According to the third aspect of the present invention, a silicon oxide film can be patterned into the geometry of a mask through wet etching. As a result, a capacitor can be manufactured through only wet etching, thus completely preventing damage to the film, which would otherwise be induced by dry etching.

According to the fourth aspect of the present invention, both the silicon oxide film used as a mask and a pad oxide film covering the active region can be removed simultaneously in a single step. Thus, the present invention improves the productivity of a semiconductor device.

According to the fifth aspect of the present invention, an isolation oxide film is formed so as to protrude from an active region. Even in such a situation, the present invention enables appropriate patterning of a silicon nitride film without involvement of generation of a residue in a border between the active region and the isolation oxide film. The present invention enables manufacture of a semiconductor device having highly reliable transistors.

Further, the present invention is not limited to these embodiments, but variations and modifications may be made without departing from the scope of the present invention.
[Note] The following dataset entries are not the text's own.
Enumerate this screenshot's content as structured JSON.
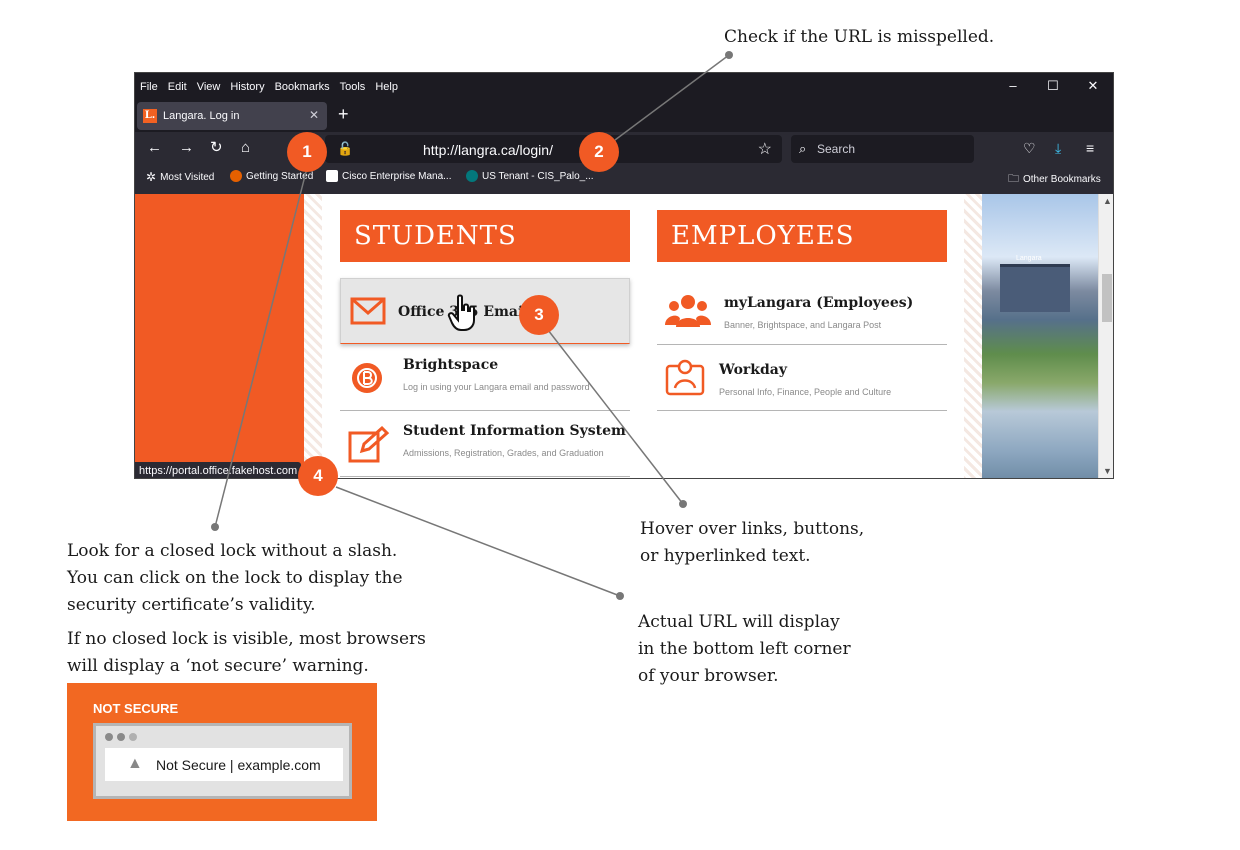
{
  "browser": {
    "menu": [
      "File",
      "Edit",
      "View",
      "History",
      "Bookmarks",
      "Tools",
      "Help"
    ],
    "tab": {
      "favicon": "L.",
      "title": "Langara. Log in"
    },
    "url": "http://langra.ca/login/",
    "search_placeholder": "Search",
    "bookmarks": [
      "Most Visited",
      "Getting Started",
      "Cisco Enterprise Mana...",
      "US Tenant - CIS_Palo_...",
      "Other Bookmarks"
    ],
    "status_url": "https://portal.office.fakehost.com"
  },
  "page": {
    "students": {
      "heading": "STUDENTS",
      "items": [
        {
          "title": "Office 365 Email",
          "sub": ""
        },
        {
          "title": "Brightspace",
          "sub": "Log in using your Langara email and password"
        },
        {
          "title": "Student Information System",
          "sub": "Admissions, Registration, Grades, and Graduation"
        }
      ]
    },
    "employees": {
      "heading": "EMPLOYEES",
      "items": [
        {
          "title": "myLangara (Employees)",
          "sub": "Banner, Brightspace, and Langara Post"
        },
        {
          "title": "Workday",
          "sub": "Personal Info, Finance, People and Culture"
        }
      ]
    },
    "campus_sign": "Langara"
  },
  "annotations": {
    "badges": [
      "1",
      "2",
      "3",
      "4"
    ],
    "note_url": "Check if the URL is misspelled.",
    "note_lock": [
      "Look for a closed lock without a slash.",
      "You can click on the lock to display the",
      "security certificate’s validity."
    ],
    "note_notsecure": [
      "If no closed lock is visible, most browsers",
      "will display a ‘not secure’ warning."
    ],
    "note_hover": [
      "Hover over links, buttons,",
      "or hyperlinked text."
    ],
    "note_actual": [
      "Actual URL will display",
      "in the bottom left corner",
      "of your browser."
    ],
    "example": {
      "title": "NOT SECURE",
      "bar": "Not Secure | example.com"
    }
  },
  "colors": {
    "accent": "#f15a24",
    "browser_dark": "#1c1b22",
    "browser_mid": "#2b2a33"
  }
}
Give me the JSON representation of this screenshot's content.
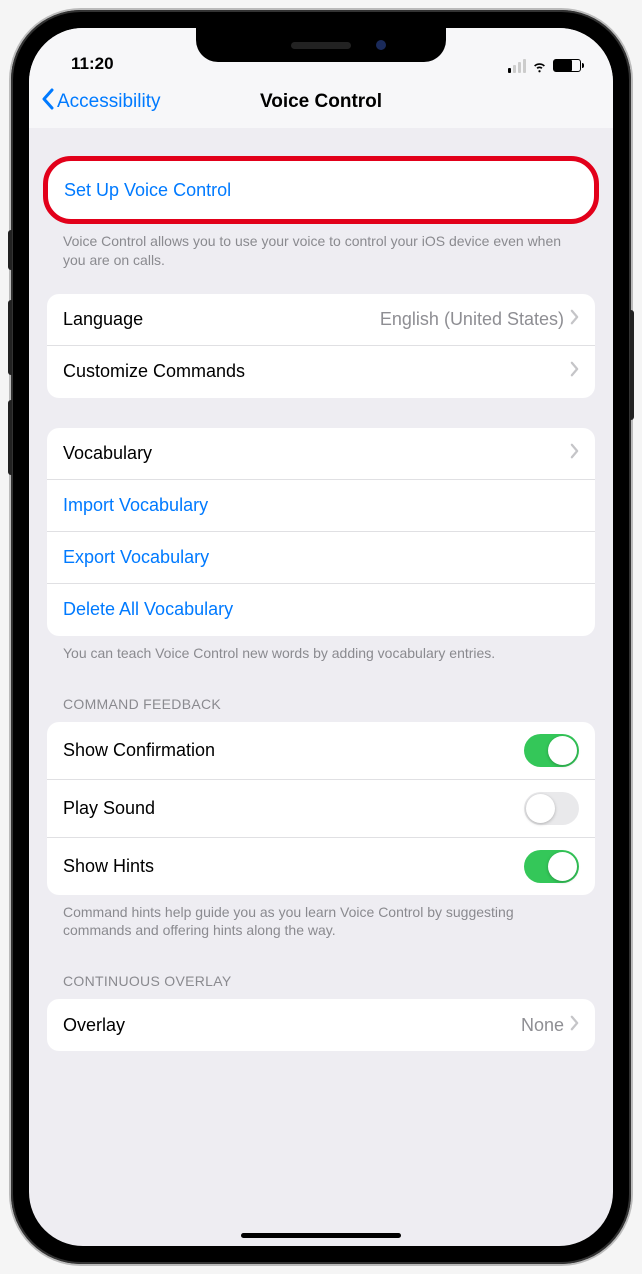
{
  "status": {
    "time": "11:20"
  },
  "nav": {
    "back_label": "Accessibility",
    "title": "Voice Control"
  },
  "setup": {
    "label": "Set Up Voice Control",
    "footer": "Voice Control allows you to use your voice to control your iOS device even when you are on calls."
  },
  "lang_group": {
    "language_label": "Language",
    "language_value": "English (United States)",
    "customize_label": "Customize Commands"
  },
  "vocab_group": {
    "vocabulary_label": "Vocabulary",
    "import_label": "Import Vocabulary",
    "export_label": "Export Vocabulary",
    "delete_label": "Delete All Vocabulary",
    "footer": "You can teach Voice Control new words by adding vocabulary entries."
  },
  "feedback_group": {
    "header": "Command Feedback",
    "show_confirmation_label": "Show Confirmation",
    "show_confirmation_on": true,
    "play_sound_label": "Play Sound",
    "play_sound_on": false,
    "show_hints_label": "Show Hints",
    "show_hints_on": true,
    "footer": "Command hints help guide you as you learn Voice Control by suggesting commands and offering hints along the way."
  },
  "overlay_group": {
    "header": "Continuous Overlay",
    "overlay_label": "Overlay",
    "overlay_value": "None"
  }
}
The entire disclosure of Japanese Patent Application No. Hei 11-328469 filed on Nov. 18, 1999 including specification, claims, drawings and summary are incorporated herein by reference in its entirety.

Claims

1. A method of manufacturing a semiconductor device comprising a transistor and a capacitor, both being formed in a single substrate, the method comprising the steps of:

forming an isolation oxide film on a silicon substrate so as to protrude from an active region of the silicon substrate by only a predetermined distance;

forming a pad oxide film on the active region of the silicon substrate;

forming a lower electrode of the capacitor on the isolation oxide film;

forming a silicon nitride film on entire surface of the silicon substrate so as to cover the lower electrode;

forming a mask on the silicon nitride film so as to cover only the area in the vicinity of the lower electrode;

patterning the silicon nitride film through use of the mask by means of wet etching capable of selectively removing a silicon nitride film without recession of an upper surface of the isolation oxide film;

removing the pad oxide film through wet etching capable of selectively removing silicon oxide, after patterning of the silicon nitride film;

forming a gate oxide film on the active region, after removal of the pad oxide film;

forming a gate electrode on the gate oxide film; and

forming an upper electrode of the capacitor on the patterned silicon nitride film.
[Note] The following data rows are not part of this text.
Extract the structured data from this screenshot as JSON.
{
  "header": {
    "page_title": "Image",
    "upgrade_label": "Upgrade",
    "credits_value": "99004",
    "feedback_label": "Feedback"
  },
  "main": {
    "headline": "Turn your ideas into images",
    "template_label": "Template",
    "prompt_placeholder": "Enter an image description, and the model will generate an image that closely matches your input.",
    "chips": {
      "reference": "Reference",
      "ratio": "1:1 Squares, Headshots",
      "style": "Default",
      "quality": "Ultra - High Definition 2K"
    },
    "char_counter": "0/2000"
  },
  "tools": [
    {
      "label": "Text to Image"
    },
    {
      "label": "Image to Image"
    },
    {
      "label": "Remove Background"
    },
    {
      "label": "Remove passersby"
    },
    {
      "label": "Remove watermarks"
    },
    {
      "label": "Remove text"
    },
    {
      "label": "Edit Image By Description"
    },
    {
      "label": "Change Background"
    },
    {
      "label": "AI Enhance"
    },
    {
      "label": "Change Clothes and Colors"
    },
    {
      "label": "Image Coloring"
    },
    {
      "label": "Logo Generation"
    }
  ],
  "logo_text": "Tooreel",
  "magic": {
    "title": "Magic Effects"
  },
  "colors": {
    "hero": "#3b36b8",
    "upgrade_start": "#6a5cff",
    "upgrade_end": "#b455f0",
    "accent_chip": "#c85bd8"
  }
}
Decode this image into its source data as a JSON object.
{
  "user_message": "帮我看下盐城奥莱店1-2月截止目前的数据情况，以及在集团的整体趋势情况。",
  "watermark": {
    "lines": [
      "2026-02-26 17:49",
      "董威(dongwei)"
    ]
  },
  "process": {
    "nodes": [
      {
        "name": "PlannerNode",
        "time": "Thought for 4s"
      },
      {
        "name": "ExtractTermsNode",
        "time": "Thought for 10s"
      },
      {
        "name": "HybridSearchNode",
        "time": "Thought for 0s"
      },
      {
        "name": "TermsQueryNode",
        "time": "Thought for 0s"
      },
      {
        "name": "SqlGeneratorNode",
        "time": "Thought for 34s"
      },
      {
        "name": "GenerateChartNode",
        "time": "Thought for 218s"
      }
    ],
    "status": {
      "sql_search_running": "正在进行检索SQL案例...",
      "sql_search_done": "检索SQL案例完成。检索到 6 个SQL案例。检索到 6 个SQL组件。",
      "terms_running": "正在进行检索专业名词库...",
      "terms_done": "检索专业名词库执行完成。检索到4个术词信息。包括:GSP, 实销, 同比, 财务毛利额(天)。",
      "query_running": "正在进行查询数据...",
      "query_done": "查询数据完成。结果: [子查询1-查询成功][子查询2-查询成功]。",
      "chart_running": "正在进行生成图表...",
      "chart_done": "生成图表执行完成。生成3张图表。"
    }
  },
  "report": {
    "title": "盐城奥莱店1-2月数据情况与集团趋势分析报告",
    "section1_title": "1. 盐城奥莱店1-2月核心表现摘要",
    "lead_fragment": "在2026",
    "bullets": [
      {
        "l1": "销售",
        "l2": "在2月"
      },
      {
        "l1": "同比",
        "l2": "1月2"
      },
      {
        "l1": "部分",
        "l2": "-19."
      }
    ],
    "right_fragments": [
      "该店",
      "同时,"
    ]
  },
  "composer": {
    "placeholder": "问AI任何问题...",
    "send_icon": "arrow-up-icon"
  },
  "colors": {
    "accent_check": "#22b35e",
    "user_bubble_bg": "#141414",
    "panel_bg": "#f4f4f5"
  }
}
2. The method of manufacturing a semiconductor device according to claim 1, wherein the step of forming the mask comprises the sub-steps of:

growing a silicon oxide film on the silicon nitride film; and

patterning the silicon oxide film into the geometry of the mask.

3. The method of manufacturing a semiconductor device according to claim 2, wherein the step of patterning the silicon oxide film into the geometry of the silicon oxide film comprises the sub-steps of:

forming a resist mask on the silicon oxide film; and

wet etching the silicon oxide film through use of the resist mask and under conditions which enable selective removal of a silicon oxide film.

4. The method of manufacturing a semiconductor device according to claim 3, wherein the mask of the silicon oxide film is removed by wet etching for removing the pad oxide film.

5. The method of manufacturing a semiconductor device according to claim 2, wherein the mask of the silicon oxide film is removed by wet etching for removing the pad oxide film.